Il n’est pas neutre que Ball, allemand, imprégné de cette culture, de la lecture de Novalis en particulier, analyse dès 1917 au prisme du christianisme le désir d’inhumanité qu’il percevait chez Picasso et chez Kandinsky [1], et M. Stavrinaki relativise la coupure habituellement vue entre l’expérience Dada de Ball au Cabaret Voltaire, à Zürich, en 1916, et sa conversion au christianisme l’année suivante. Au Cabaret Voltaire, les danses costumées et masquées rejouaient, dans un champ plus large que celui du tableau, la damnation de l’homme moderne que Ball voyait chez Picasso, la dissolution de cet homme dans l’enfer de son milieu ; mais ce qui se produisit après 1916 dans la vie de Ball fut une tentative de rédemption, de recomposition du moi.
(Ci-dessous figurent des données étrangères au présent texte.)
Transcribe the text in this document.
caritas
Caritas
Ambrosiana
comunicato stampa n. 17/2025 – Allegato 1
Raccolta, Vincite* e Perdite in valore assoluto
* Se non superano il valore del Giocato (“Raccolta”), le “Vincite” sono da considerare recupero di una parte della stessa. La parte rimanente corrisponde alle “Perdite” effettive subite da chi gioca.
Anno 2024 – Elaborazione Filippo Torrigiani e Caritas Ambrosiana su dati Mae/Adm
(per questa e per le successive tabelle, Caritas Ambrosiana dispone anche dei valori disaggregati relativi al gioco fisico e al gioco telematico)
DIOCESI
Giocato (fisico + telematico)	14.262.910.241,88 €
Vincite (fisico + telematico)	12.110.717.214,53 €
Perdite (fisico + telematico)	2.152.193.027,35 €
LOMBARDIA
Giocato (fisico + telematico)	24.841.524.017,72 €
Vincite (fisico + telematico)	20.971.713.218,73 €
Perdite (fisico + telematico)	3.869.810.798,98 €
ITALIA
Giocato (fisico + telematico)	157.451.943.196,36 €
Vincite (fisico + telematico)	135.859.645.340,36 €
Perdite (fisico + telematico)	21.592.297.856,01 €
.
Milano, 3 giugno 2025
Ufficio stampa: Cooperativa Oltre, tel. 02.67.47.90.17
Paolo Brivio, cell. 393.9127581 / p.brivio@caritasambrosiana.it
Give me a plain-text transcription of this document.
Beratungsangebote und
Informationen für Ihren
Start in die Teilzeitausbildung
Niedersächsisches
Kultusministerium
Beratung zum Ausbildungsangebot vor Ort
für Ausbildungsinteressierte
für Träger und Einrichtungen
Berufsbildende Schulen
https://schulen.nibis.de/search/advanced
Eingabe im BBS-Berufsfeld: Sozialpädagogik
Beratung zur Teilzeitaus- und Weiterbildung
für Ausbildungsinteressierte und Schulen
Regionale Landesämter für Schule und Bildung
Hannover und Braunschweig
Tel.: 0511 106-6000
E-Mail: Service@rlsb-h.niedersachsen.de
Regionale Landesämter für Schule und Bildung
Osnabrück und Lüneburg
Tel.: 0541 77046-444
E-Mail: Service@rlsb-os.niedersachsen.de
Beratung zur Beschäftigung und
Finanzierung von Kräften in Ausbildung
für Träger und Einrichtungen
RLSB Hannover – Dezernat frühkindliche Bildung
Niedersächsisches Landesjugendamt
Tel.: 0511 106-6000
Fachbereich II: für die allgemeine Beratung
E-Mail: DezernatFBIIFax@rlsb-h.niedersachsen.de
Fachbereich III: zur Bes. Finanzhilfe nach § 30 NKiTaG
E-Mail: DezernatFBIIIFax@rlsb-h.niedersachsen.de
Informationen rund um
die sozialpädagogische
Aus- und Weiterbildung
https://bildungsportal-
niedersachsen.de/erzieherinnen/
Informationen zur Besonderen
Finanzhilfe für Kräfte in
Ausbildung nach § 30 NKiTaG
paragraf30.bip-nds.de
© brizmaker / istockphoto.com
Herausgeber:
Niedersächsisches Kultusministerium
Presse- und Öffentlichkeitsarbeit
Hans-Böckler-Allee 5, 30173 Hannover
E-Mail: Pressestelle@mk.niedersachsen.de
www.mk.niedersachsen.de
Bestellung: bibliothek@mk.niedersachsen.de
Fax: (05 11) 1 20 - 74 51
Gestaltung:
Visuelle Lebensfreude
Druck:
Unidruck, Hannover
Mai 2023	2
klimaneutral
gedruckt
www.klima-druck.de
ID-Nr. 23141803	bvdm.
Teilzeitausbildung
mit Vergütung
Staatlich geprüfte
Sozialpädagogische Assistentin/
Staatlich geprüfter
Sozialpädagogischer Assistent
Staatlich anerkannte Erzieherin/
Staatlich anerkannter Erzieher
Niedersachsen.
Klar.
Le couple Picasso/Kandinsky, très important pour Hugo Ball, sert à M. Stavrinaki pour interpréter la trajectoire de celui-ci : perte du « visage céleste de l’homme » au Cabaret Voltaire, à la manière de Picasso, tentative de Salut ensuite, à la manière de Kandinsky dont l’abstraction, pour Ball, avait rompu avec la représentation de la « mère à l’enfant » parce qu’il incombait désormais à la peinture elle-même d’engendrer l’enfant divin.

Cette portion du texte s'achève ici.